Почистив зубы, заканчиваю с утренним туалетом и возвращаюсь в основной отсек. Он служит мне и камбузом, и каютой, и рабочим местом. Я успел изучить каждый уголок этого помещения. Да что там уголок! Каждый квадратный сантиметр его внутренней обшивки. Закрыв глаза, я легко восстановлю в памяти все элементы основного отсека: встроенную мебель и плавные обводы потолка, переходящего в стены; шкафчики и рундуки, выключатели и розетки, лампы и надписи, выполненные однообразным трафаретным шрифтом, приваренную к переборке по моей просьбе перекладину и стоящую в углу пудовую гирю…
В носовой части субмарины находится охлаждаемый приборный отсек, куда ведет крохотный люк рядом с правым бортом. Левее люка и ровно по центру переборки расположена приборная панель с прямоугольниками мониторов, со штурвалом, клавишами, тумблерами и рукоятками управления силовой установкой. Перед панелью высится мой «трон» – довольно удобное кресло анатомической формы.
Позади кресла к левому борту прилеплен шкаф, условно делящий отсек на две зоны: рабочую и жилую. В верхней части шкафа несколько полок с комплектами различного белья – от теплого шерстяного до легкого хлопчатобумажного. В средней части большое отделение для многослойного гидрокомбинезона, ребризера, маски, ласт, перчаток, ножа и двухсредного автомата с боеприпасами. Здесь же хранится и навигационно-поисковая панель. Хорошая штука, но о ней позже. В нижней части шкафа – полка для обуви.
За шкафом чуть ближе к корме стоит кровать, на которой я провожу по пятнадцать часов в сутки. Напротив кровати – камбуз, представляющий собой двухметровый ряд из шкафчиков и тумб. Ну, а в кормовой переборке зияют два одинаковых круглых люка. Правый – вход в туалет; левый – в холодильник с провиантом. К потолку подвешен раскладной алюминиевый трап. При необходимости один его край опускается, освобождая доступ к люку шлюза.
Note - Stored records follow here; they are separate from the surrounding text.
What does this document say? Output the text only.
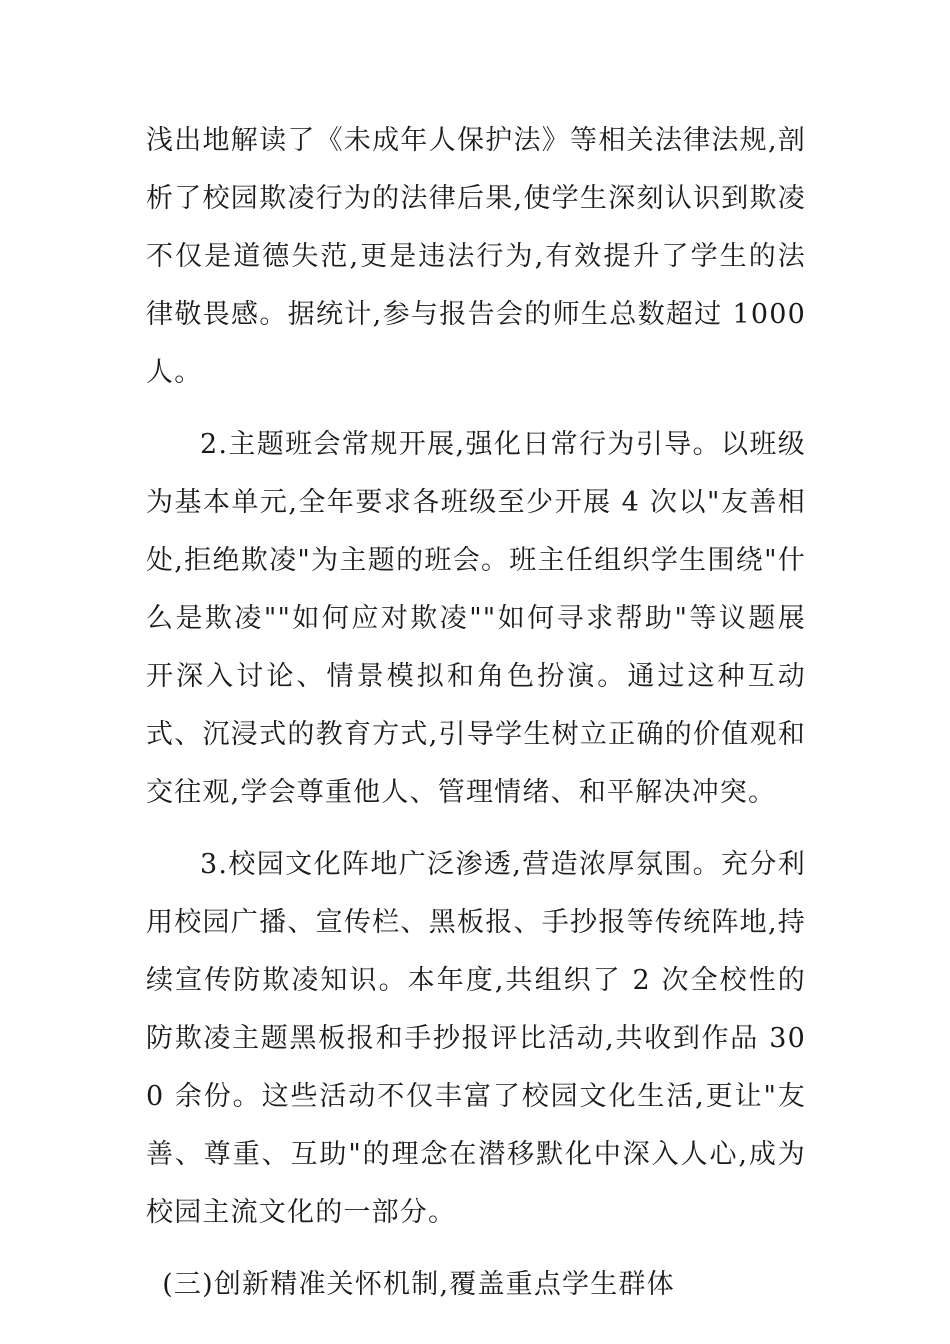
浅出地解读了《未成年人保护法》等相关法律法规,剖析了校园欺凌行为的法律后果,使学生深刻认识到欺凌不仅是道德失范,更是违法行为,有效提升了学生的法律敬畏感。据统计,参与报告会的师生总数超过 1000 人。

2.主题班会常规开展,强化日常行为引导。以班级为基本单元,全年要求各班级至少开展 4 次以"友善相处,拒绝欺凌"为主题的班会。班主任组织学生围绕"什么是欺凌""如何应对欺凌""如何寻求帮助"等议题展开深入讨论、情景模拟和角色扮演。通过这种互动式、沉浸式的教育方式,引导学生树立正确的价值观和交往观,学会尊重他人、管理情绪、和平解决冲突。

3.校园文化阵地广泛渗透,营造浓厚氛围。充分利用校园广播、宣传栏、黑板报、手抄报等传统阵地,持续宣传防欺凌知识。本年度,共组织了 2 次全校性的防欺凌主题黑板报和手抄报评比活动,共收到作品 300 余份。这些活动不仅丰富了校园文化生活,更让"友善、尊重、互助"的理念在潜移默化中深入人心,成为校园主流文化的一部分。

(三)创新精准关怀机制,覆盖重点学生群体
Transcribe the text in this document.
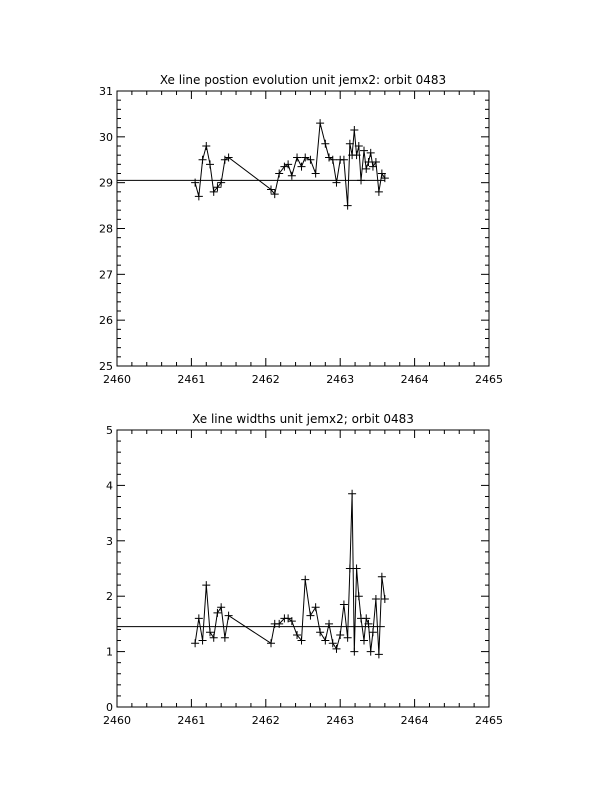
Xe line postion evolution unit jemx2: orbit 0483
2460	2461	2462	2463	2464	2465
25
26
27
28
29
30
31
Xe line widths unit jemx2; orbit 0483
2460	2461	2462	2463	2464	2465
0
1
2
3
4
5
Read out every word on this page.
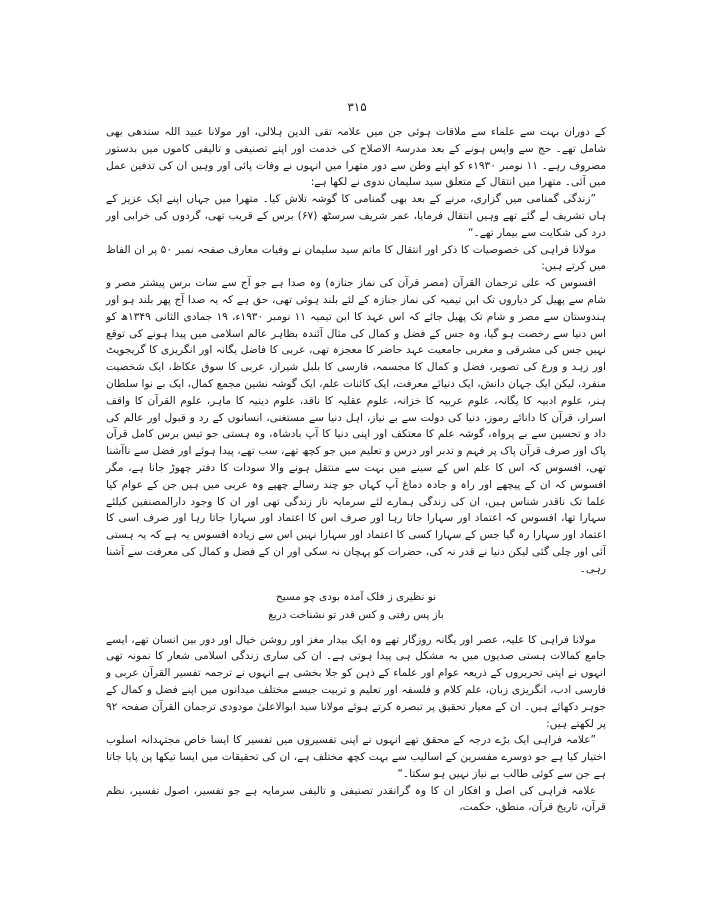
۳۱۵

کے دوران بہت سے علماء سے ملاقات ہوئی جن میں علامہ تقی الدین ہلالی، اور مولانا عبید اللہ سندھی بھی شامل تھے۔ حج سے واپس ہونے کے بعد مدرسۃ الاصلاح کی خدمت اور اپنے تصنیفی و تالیفی کاموں میں بدستور مصروف رہے۔ ۱۱ نومبر ۱۹۳۰ء کو اپنے وطن سے دور متھرا میں انہوں نے وفات پائی اور وہیں ان کی تدفین عمل میں آئی۔ متھرا میں انتقال کے متعلق سید سلیمان ندوی نے لکھا ہے:

”زندگی گمنامی میں گزاری، مرنے کے بعد بھی گمنامی کا گوشہ تلاش کیا۔ متھرا میں جہاں اپنے ایک عزیز کے ہاں تشریف لے گئے تھے وہیں انتقال فرمایا، عمر شریف سرسٹھ (۶۷) برس کے قریب تھی، گردوں کی خرابی اور درد کی شکایت سے بیمار تھے۔“

مولانا فراہی کی خصوصیات کا ذکر اور انتقال کا ماتم سید سلیمان نے وفیات معارف صفحہ نمبر ۵۰ پر ان الفاظ میں کرتے ہیں:

افسوس کہ علی ترجمان القرآن (مصر قرآن کی نماز جنازہ) وہ صدا ہے جو آج سے سات برس پیشتر مصر و شام سے پھیل کر دیاروں تک ابن تیمیہ کی نماز جنازہ کے لئے بلند ہوئی تھی، حق ہے کہ یہ صدا آج پھر بلند ہو اور ہندوستان سے مصر و شام تک پھیل جائے کہ اس عہد کا ابن تیمیہ ۱۱ نومبر ۱۹۳۰ء، ۱۹ جمادی الثانی ۱۳۴۹ھ کو اس دنیا سے رخصت ہو گیا، وہ جس کے فضل و کمال کی مثال آئندہ بظاہر عالم اسلامی میں پیدا ہونے کی توقع نہیں جس کی مشرقی و مغربی جامعیت عہد حاضر کا معجزہ تھی، عربی کا فاضل یگانہ اور انگریزی کا گریجویٹ اور زہد و ورع کی تصویر، فضل و کمال کا مجسمہ، فارسی کا بلبل شیراز، عربی کا سوق عکاظ، ایک شخصیت منفرد، لیکن ایک جہان دانش، ایک دنیائے معرفت، ایک کائنات علم، ایک گوشہ نشین مجمع کمال، ایک بے نوا سلطان ہنر، علوم ادبیہ کا یگانہ، علوم عربیہ کا خزانہ، علوم عقلیہ کا ناقد، علوم دینیہ کا ماہر، علوم القرآن کا واقف اسرار، قرآن کا دانائے رموز، دنیا کی دولت سے بے نیاز، اہل دنیا سے مستغنی، انسانوں کے رد و قبول اور عالم کی داد و تحسین سے بے پرواہ، گوشہ علم کا معتکف اور اپنی دنیا کا آپ بادشاہ، وہ ہستی جو تیس برس کامل قرآن پاک اور صرف قرآن پاک پر فہم و تدبر اور درس و تعلیم میں جو کچھ تھے، سب تھے، پیدا ہوئے اور فضل سے ناآشنا تھی، افسوس کہ اس کا علم اس کے سینے میں بہت سے منتقل ہونے والا سودات کا دفتر چھوڑ جانا ہے، مگر افسوس کہ ان کے پیچھے اور راہ و جادہ دماغ آپ کہاں جو چند رسالے چھپے وہ عربی میں ہیں جن کے عوام کیا علما تک ناقدر شناس ہیں، ان کی زندگی ہمارے لئے سرمایہ ناز زندگی تھی اور ان کا وجود دارالمصنفین کیلئے سہارا تھا، افسوس کہ اعتماد اور سہارا جاتا رہا اور صرف اس کا اعتماد اور سہارا جاتا رہا اور صرف اسی کا اعتماد اور سہارا رہ گیا جس کے سہارا کسی کا اعتماد اور سہارا نہیں اس سے زیادہ افسوس یہ ہے کہ یہ ہستی آئی اور چلی گئی لیکن دنیا نے قدر نہ کی، حضرات کو پہچان نہ سکی اور ان کے فضل و کمال کی معرفت سے آشنا رہی۔

نو نظیری ز فلک آمدہ بودی چو مسیح
باز پس رفتی و کس قدر تو نشناخت دریغ

مولانا فراہی کا علیہ، عصر اور یگانہ روزگار تھے وہ ایک بیدار مغز اور روشن خیال اور دور بین انسان تھے، ایسے جامع کمالات ہستی صدیوں میں بہ مشکل ہی پیدا ہوتی ہے۔ ان کی ساری زندگی اسلامی شعار کا نمونہ تھی انہوں نے اپنی تحریروں کے ذریعہ عوام اور علماء کے ذہن کو جلا بخشی ہے انہوں نے ترجمہ تفسیر القرآن عربی و فارسی ادب، انگریزی زبان، علم کلام و فلسفہ اور تعلیم و تربیت جیسے مختلف میدانوں میں اپنے فضل و کمال کے جوہر دکھائے ہیں۔ ان کے معیار تحقیق پر تبصرہ کرتے ہوئے مولانا سید ابوالاعلیٰ مودودی ترجمان القرآن صفحہ ۹۲ پر لکھتے ہیں:

”علامہ فراہی ایک بڑے درجہ کے محقق تھے انہوں نے اپنی تفسیروں میں تفسیر کا ایسا خاص مجتہدانہ اسلوب اختیار کیا ہے جو دوسرے مفسرین کے اسالیب سے بہت کچھ مختلف ہے، ان کی تحقیقات میں ایسا تیکھا پن پایا جاتا ہے جن سے کوئی طالب بے نیاز نہیں ہو سکتا۔“

علامہ فراہی کی اصل و افکار ان کا وہ گرانقدر تصنیفی و تالیفی سرمایہ ہے جو تفسیر، اصول تفسیر، نظم قرآن، تاریخ قرآن، منطق، حکمت،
И последнее, чем «украшен» потолок, – опускаемый перископ, ручки которого торчат в разные стороны от оптико-электронного блока.
Не считая мягкого голубоватого света от мониторов, два из которых не выключаются никогда, жилой отсек освещается слабой дежурной лампой, торчащей над кормовой переборкой. Вторая лампа дневного света расположена над кухонным рабочим столом. Третья имеется над изголовьем кровати, но ею я пользуюсь крайне редко. Во-первых, берегу электроэнергию, во-вторых, взятые в поход книги и журналы давно перечитаны от корки до корки.
Что у нас сегодня на завтрак? Вхожу в холодильник и поочередно открываю одну дверку, вторую, третью… Я предпочитаю завтраки, состоящие из чего-нибудь легкого – не могу по утрам набивать желудок. Порошковый омлет надоел до тошноты. Последний кусок сыра я доел на прошлой неделе. От сырокопченой колбасы воротит… Включаю плитку и ставлю варить кофе. А пока он готовится, достаю из фруктового отделения холодильника крупный апельсин и, устроившись в рабочем кресле, поедаю его прямо с кожурой…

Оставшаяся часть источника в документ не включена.